Quit contemplating and live. Don't let anyone else tell you how to do that though. You're no one's property and neither are you an animal. Feel free to message me if you want to chat. Cheers mate!
 
#27 ·
In fact! But in my mind, i could be "living" in another place where no one knows that are really dead or i'm in a trap, people are faking to me in order to not discover the death. My psychiatrist have asked: so what? You can't l"live" with the doubt if you are alive or dead? What changes? Well, for me changes everything. But the AFRAID i feel of people surrounding me is the most disturbing thing. I'm ok most of the time, but i have some crisis. I don't desire this suffering to anyone. I'm in constant searching of people who stydy Cotard's syndrome. I know that is not my case, but is similar and maybe that is a way to help not only me but lot of people with dellusion caused by a doubt. Thanks for the anwers!
 
#28 ·
Cotard's syndrome involves the personal belief that one believes one's soul is lost. Correct? I'll just put it out there that your soul is not yours to begin with, but a gift from God. Think of it as a loan, forever remaining in His hand.
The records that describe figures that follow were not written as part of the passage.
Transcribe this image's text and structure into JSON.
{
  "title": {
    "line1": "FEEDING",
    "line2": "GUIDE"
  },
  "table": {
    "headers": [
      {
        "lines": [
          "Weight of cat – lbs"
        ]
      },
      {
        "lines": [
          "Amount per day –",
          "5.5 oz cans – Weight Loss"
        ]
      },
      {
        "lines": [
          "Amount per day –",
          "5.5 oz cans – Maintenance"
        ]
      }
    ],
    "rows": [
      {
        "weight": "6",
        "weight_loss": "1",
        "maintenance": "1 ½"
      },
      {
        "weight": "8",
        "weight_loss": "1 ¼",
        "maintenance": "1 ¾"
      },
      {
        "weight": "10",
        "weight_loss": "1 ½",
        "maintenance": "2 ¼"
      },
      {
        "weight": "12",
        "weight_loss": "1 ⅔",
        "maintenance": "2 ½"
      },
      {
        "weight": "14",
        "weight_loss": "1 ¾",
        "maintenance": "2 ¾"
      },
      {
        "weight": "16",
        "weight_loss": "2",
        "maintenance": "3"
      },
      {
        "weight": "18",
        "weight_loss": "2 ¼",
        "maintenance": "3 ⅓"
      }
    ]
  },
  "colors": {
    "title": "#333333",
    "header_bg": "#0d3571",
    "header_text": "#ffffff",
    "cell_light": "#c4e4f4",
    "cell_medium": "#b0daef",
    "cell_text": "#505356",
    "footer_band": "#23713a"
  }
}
It seems that you have created your own prison world through your delusions. Only you can walk yourself out of what you have thought in to creation in your own mind. You feel?
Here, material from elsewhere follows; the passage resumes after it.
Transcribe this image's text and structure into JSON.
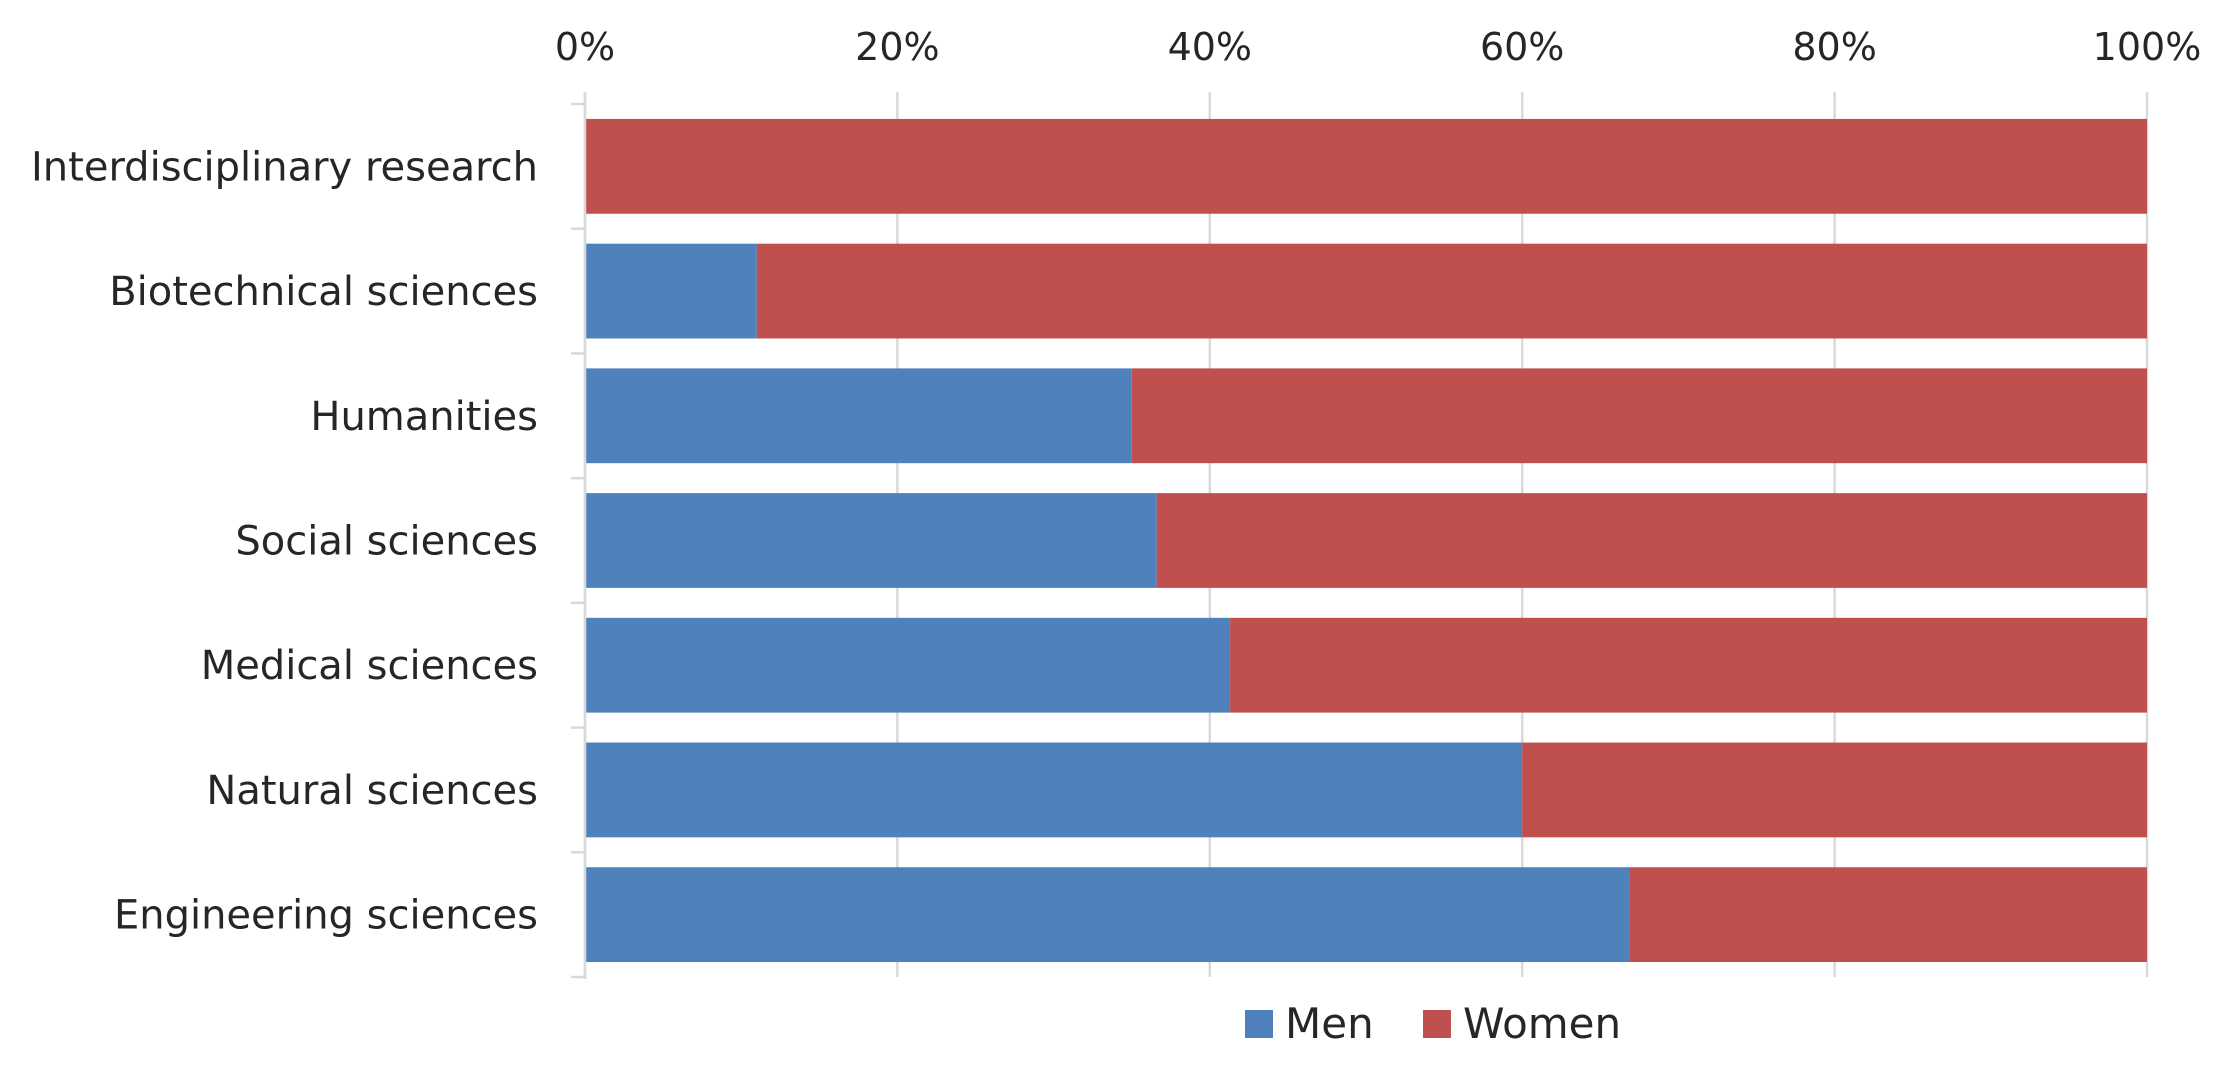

Have you ever heard of the theory of Purgatory?
"(in Roman Catholic doctrine) a place or state of suffering inhabited by the souls of sinners who are expiating their sins before going to heaven."
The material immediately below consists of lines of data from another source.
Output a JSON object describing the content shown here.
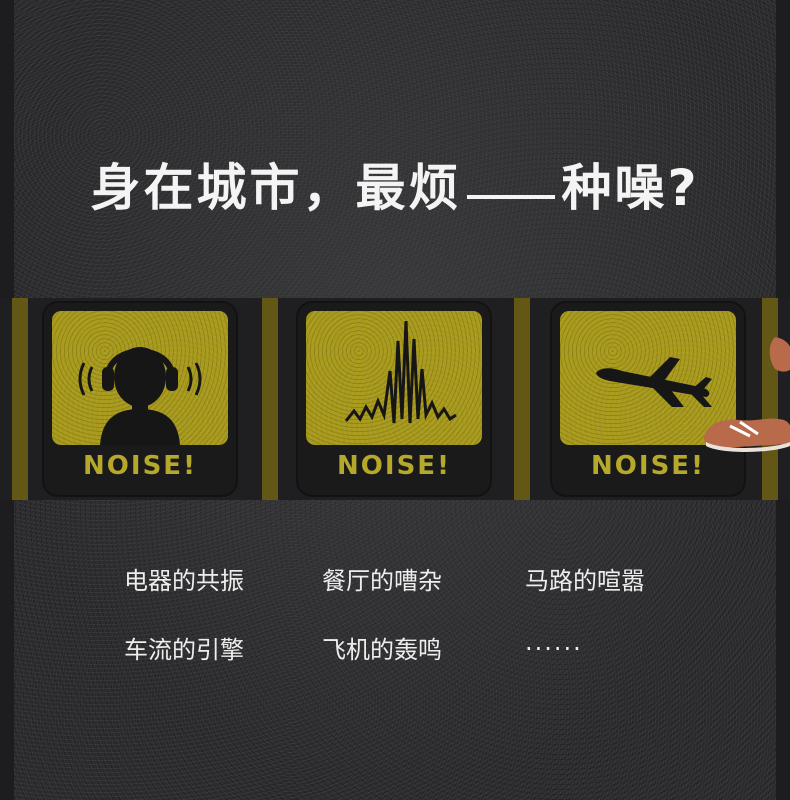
{
  "title": {
    "part1": "身在城市，最烦",
    "part2": "种噪?"
  },
  "signs": [
    {
      "icon": "headphones-person-icon",
      "label": "NOISE!"
    },
    {
      "icon": "sound-wave-icon",
      "label": "NOISE!"
    },
    {
      "icon": "airplane-icon",
      "label": "NOISE!"
    }
  ],
  "noises": [
    "电器的共振",
    "餐厅的嘈杂",
    "马路的喧嚣",
    "车流的引擎",
    "飞机的轰鸣",
    "......"
  ],
  "colors": {
    "sign_yellow": "#a89a1c",
    "text_light": "#ededed",
    "asphalt": "#2a2a2c"
  }
}
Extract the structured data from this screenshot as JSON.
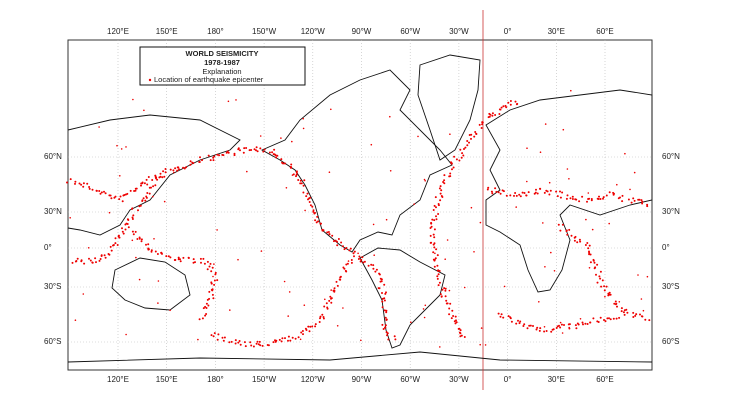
{
  "map": {
    "title": "WORLD SEISMICITY",
    "period": "1978-1987",
    "legend_heading": "Explanation",
    "legend_item": "Location of earthquake epicenter",
    "top_longitude_labels": [
      "120°E",
      "150°E",
      "180°",
      "150°W",
      "120°W",
      "90°W",
      "60°W",
      "30°W",
      "0°",
      "30°E",
      "60°E"
    ],
    "bottom_longitude_labels": [
      "120°E",
      "150°E",
      "180°",
      "150°W",
      "120°W",
      "90°W",
      "60°W",
      "30°W",
      "0°",
      "30°E",
      "60°E"
    ],
    "left_latitude_labels": [
      "60°N",
      "30°N",
      "0°",
      "30°S",
      "60°S"
    ],
    "right_latitude_labels": [
      "60°N",
      "30°N",
      "0°",
      "30°S",
      "60°S"
    ]
  }
}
Some food for thought. Find a faith and believe in it with all your heart. If you can't save yourself, it will.
 
#31 ·
Hey mate, you spend too much time reading more about more about your problems that will reach a never ending state. You introduce doubt by the more **** you read, which loses confidence from your faith.

Hebrew 11:1 Now faith is confidence in what we hope for and assurance about what we do not see.

Please do not become like this:

John 10:26 but you do not believe because you are not my sheep.